Run, run. Turn your head off. The body remembers the way.

Kellen

The only source of food in the rusted-out arcology is parties, and Kellen’s tooth is afritz.

“I’m fucking hungry!” she shouts, taking the hissy bud from her ear and banging it on a chairform until it sputters ham radio messages.

“Nobody’s going to invite us anywhere,” says Delia bitterly. “We’ll just have to go out crashing.”

Their shoes pinch, and they totter. Rival groups of partygoers eye them in the throatlike hallways, each group trying to determine if the other knows where it’s going.
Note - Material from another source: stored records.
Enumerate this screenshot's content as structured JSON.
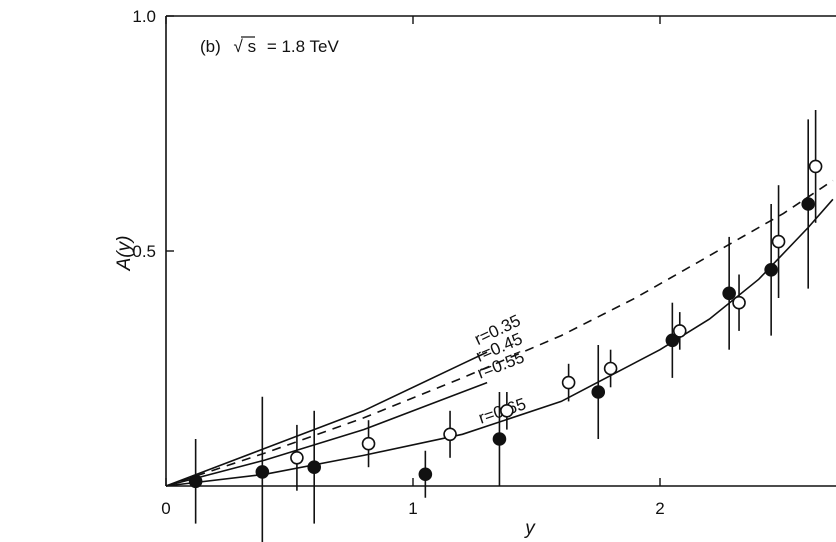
{
  "chart_data": {
    "type": "scatter",
    "title": "",
    "annotation": {
      "panel": "(b)",
      "sqrt_symbol": "√",
      "s_var": "s",
      "energy": "= 1.8 TeV"
    },
    "xlabel": "y",
    "ylabel": "A(y)",
    "xlim": [
      0,
      2.7
    ],
    "ylim": [
      0,
      1.0
    ],
    "x_ticks": [
      0,
      1,
      2
    ],
    "x_tick_labels": [
      "0",
      "1",
      "2"
    ],
    "y_ticks": [
      0.5,
      1.0
    ],
    "y_tick_labels": [
      "0.5",
      "1.0"
    ],
    "grid": false,
    "series": [
      {
        "marker": "filled-circle",
        "x": [
          0.12,
          0.39,
          0.6,
          1.05,
          1.35,
          1.75,
          2.05,
          2.28,
          2.45,
          2.6
        ],
        "y": [
          0.01,
          0.03,
          0.04,
          0.025,
          0.1,
          0.2,
          0.31,
          0.41,
          0.46,
          0.6
        ],
        "err": [
          0.09,
          0.16,
          0.12,
          0.05,
          0.1,
          0.1,
          0.08,
          0.12,
          0.14,
          0.18
        ]
      },
      {
        "marker": "open-circle",
        "x": [
          0.53,
          0.82,
          1.15,
          1.38,
          1.63,
          1.8,
          2.08,
          2.32,
          2.48,
          2.63
        ],
        "y": [
          0.06,
          0.09,
          0.11,
          0.16,
          0.22,
          0.25,
          0.33,
          0.39,
          0.52,
          0.68
        ],
        "err": [
          0.07,
          0.05,
          0.05,
          0.04,
          0.04,
          0.04,
          0.04,
          0.06,
          0.12,
          0.12
        ]
      }
    ],
    "curves": [
      {
        "label": "r=0.35",
        "style": "solid",
        "x": [
          0,
          0.4,
          0.8,
          1.2,
          1.3
        ],
        "y": [
          0,
          0.08,
          0.16,
          0.26,
          0.285
        ]
      },
      {
        "label": "r=0.45",
        "style": "dashed",
        "x": [
          0,
          0.4,
          0.8,
          1.2,
          1.6,
          1.9,
          2.1,
          2.3,
          2.5,
          2.7
        ],
        "y": [
          0,
          0.07,
          0.145,
          0.23,
          0.32,
          0.4,
          0.46,
          0.52,
          0.58,
          0.65
        ]
      },
      {
        "label": "r=0.55",
        "style": "solid",
        "x": [
          0,
          0.4,
          0.8,
          1.2,
          1.3
        ],
        "y": [
          0,
          0.055,
          0.12,
          0.2,
          0.22
        ]
      },
      {
        "label": "r=0.65",
        "style": "solid",
        "x": [
          0,
          0.4,
          0.8,
          1.2,
          1.6,
          2.0,
          2.2,
          2.4,
          2.6,
          2.7
        ],
        "y": [
          0,
          0.025,
          0.065,
          0.11,
          0.18,
          0.29,
          0.355,
          0.44,
          0.55,
          0.61
        ]
      }
    ]
  }
}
Kellen gnaws the last of a stale canapé and wonders: when did they get so sober?

Stephanie Long

“I told you not to hook up with her,” says Simon Yu (#0).

“I didn’t,” says Stephanie Long, in a protest so weak that buzzards immediately begin circling above her in the instinctive belief that something is about to die.

“Just don’t let Imani Rhodes (#17) find out,” says Simon.

“Nobody got stabbed, Simon,” says Stephanie Long, carefully examining a watch with a radium dial. (This is her job, by the way: she buys antiques.)

“That’s the third one you’ve looked at,” he says. “Do you specialize in phosphorescent kitsch?”

“I specialize,” says Stephanie Long, “in things that can kill you.”